Offener Brief an Ursula Nonnemacher, Ministerin für Soziales, Gesundheit, Integration und Verbraucherschutz des Landes Brandenburg

Veröffentlicht am: 13. März 2020

Verbindliche Anweisungen durch das Gesundheitsministerium dringend benötigt:
Corona-Virus bedroht Existenzen von Betreiber*innen Soziokultureller Häuser, Veranstalter*innen und Kulturschaffenden

Sehr geehrte Frau Nonnemacher,

das Wochenende steht bevor und entsprechend angespannt und verunsichert sind die Soziokulturellen Zentren und Spielstätten, Veranstalter*innen und Kulturschaffenden im Land Brandenburg.

Gestern wurden seitens des Brandenburger Gesundheitsministeriums Großveranstaltungen mit mehr als 1.000 Teilnehmer*innen verboten und gleichzeitig vor zu weitreichenden Maßnahmen gewarnt. Für Veranstaltungen mit weniger Teilnehmer*innen werden derzeit keine landesweiten Verbote ausgesprochen. Somit liegt es aktuell in der Hand der Akteur*innen, Entscheidungen zu treffen, die eigentlich auf Landesebene getroffen bzw. von den örtlichen Gesundheitsämtern entschieden werden müssen.

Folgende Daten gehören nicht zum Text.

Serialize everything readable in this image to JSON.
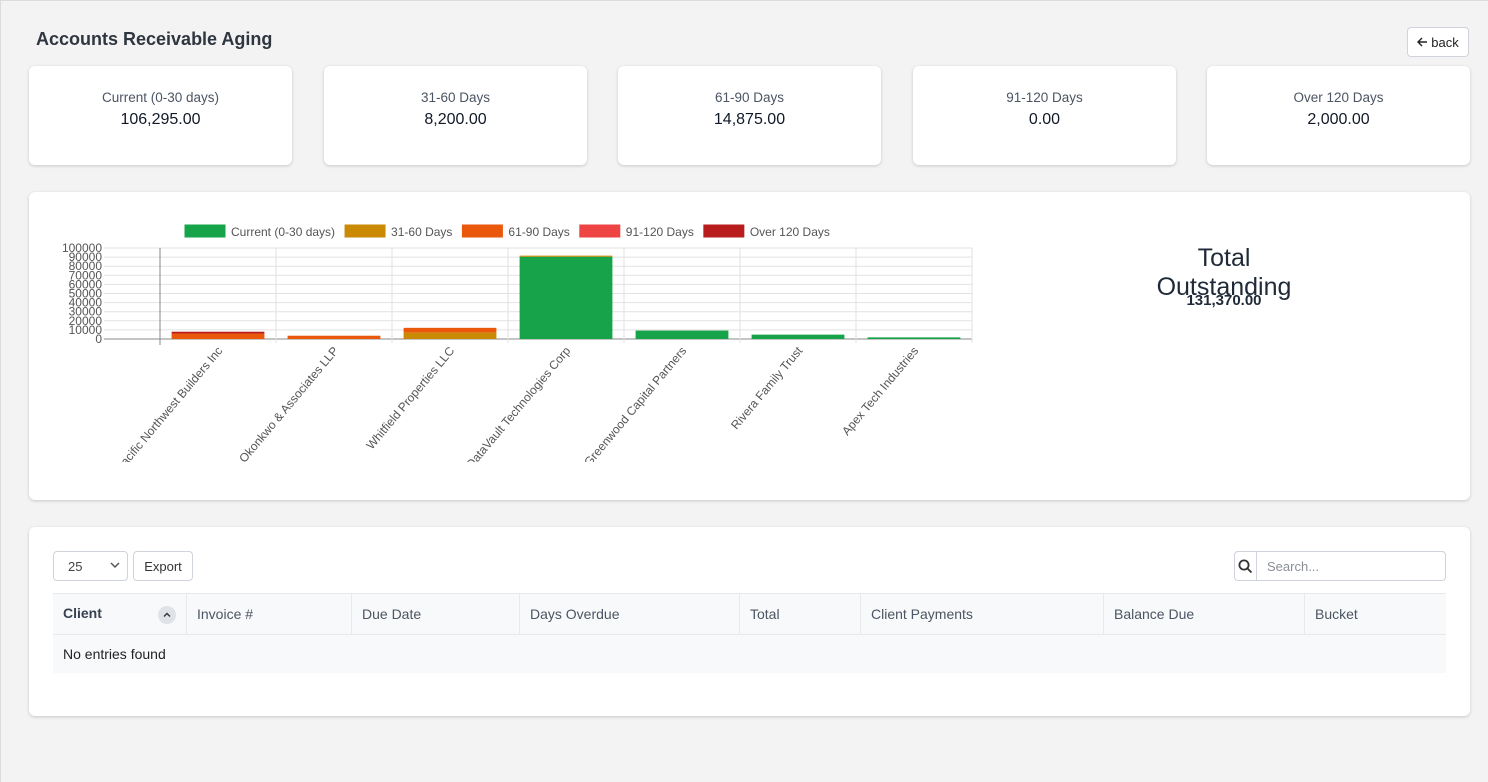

Ohne einen Erlass können Geschäfts- oder Veranstaltungsausfallversicherungen nicht greifen. Wenn die Brandenburger Akteur*innen aus Solidarität und Überzeugung heraus freiwillig Ihre Betriebe schließen, gehen sie komplett selbst in die Haftung und gefährden angesichts der momentanen Rechtslage die Zukunft ihrer Betriebe und damit auch die Existenzen aller Mitarbeiter*innen.

Was die Akteur*innen dringend benötigen sind klare Anweisungen durch die zuständigen, kommunalen Gesundheitsämter im Sinne des Infektionsschutzgesetzes. Ein sofortiger, einheitlicher Erlass ist daher dringend geboten.

Gern stehen wir Ihnen kurzfristig auch für ein vertiefendes Gespräch zur aktuellen Situation zur Verfügung und bitten darum, den Brandenburger Akteur*innen schnellstmöglich ein rechtssicheres Handeln zu ermöglichen.

Mit freundlichen Grüßen
der LAG Soziokultur Brandenburg e.V.